“What nerve Yesilgöz has,” he remarked.
Wilders’ far-right PVV stormed to victory in elections last November, doubling its seats and becoming the Netherlands’ largest party. The PVV was joined by the liberal VVD, the newly founded centrist NSC and populist BBB to form a coalition in July after more than seven months of talks.
While the four governing parties broadly agree on tough immigration and integration policies, there are “notable differences” among them on specifics that have only sharpened after last week, said Matthijs Rooduijn, a political scientist at the University of Amsterdam.
“NSC is significantly less confrontational and radical compared to the other coalition partners,” he said, adding that the “renewed debate on integration” in the aftermath of the Amsterdam violence “has again brought to light fundamental tensions, particularly between NSC and PVV.”
Those tensions emerged during an occasionally heated debate on Wednesday in the Dutch parliament, when Wilders called for the perpetrators of the violence to be stripped of their Dutch citizenship, a plan backed by the VVD and BBB and opposed by the opposition.
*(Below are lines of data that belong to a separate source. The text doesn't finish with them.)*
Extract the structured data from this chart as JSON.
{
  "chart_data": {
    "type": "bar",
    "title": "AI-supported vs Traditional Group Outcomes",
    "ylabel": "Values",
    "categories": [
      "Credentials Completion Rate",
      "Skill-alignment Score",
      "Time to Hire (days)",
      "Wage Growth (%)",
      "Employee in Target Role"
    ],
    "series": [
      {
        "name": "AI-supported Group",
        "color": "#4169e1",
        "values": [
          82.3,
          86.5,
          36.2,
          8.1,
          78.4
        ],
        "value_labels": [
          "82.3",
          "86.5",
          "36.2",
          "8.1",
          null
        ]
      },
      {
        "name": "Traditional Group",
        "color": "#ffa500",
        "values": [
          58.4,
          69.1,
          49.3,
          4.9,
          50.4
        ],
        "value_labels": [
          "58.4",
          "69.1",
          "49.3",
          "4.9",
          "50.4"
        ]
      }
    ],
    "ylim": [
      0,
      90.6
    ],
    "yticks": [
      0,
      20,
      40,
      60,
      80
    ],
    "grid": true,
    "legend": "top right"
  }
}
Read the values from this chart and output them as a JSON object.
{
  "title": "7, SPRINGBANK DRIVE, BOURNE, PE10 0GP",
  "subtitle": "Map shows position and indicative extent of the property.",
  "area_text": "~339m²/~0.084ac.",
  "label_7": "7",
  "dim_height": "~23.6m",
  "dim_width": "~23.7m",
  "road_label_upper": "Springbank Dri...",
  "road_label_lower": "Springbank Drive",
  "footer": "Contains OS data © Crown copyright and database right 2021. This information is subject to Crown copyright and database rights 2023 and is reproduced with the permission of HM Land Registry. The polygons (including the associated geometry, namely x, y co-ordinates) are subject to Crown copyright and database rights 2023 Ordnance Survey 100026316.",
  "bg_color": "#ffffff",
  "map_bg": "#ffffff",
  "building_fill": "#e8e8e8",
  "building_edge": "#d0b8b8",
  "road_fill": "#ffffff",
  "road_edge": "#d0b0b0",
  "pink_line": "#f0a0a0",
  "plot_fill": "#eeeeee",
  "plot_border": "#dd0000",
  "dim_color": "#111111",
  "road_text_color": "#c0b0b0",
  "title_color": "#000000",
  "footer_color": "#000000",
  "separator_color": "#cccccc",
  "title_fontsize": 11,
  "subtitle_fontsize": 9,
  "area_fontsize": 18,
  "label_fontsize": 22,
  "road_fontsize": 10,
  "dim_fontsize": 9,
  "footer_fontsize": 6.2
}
NSC chief van Vroonhoven was more circumspect, saying the possibility should be “investigated.”
“While NSC is less outspoken, it does at least not block the government looking into this,” said Tom Louwerse, associate professor of political science at Leiden University.
“But that may be the crucial thing: It is one thing to explore the possibility of taking away Dutch citizenship for those convicted of anti-Semitism, but it’s another thing to implement such a measure.”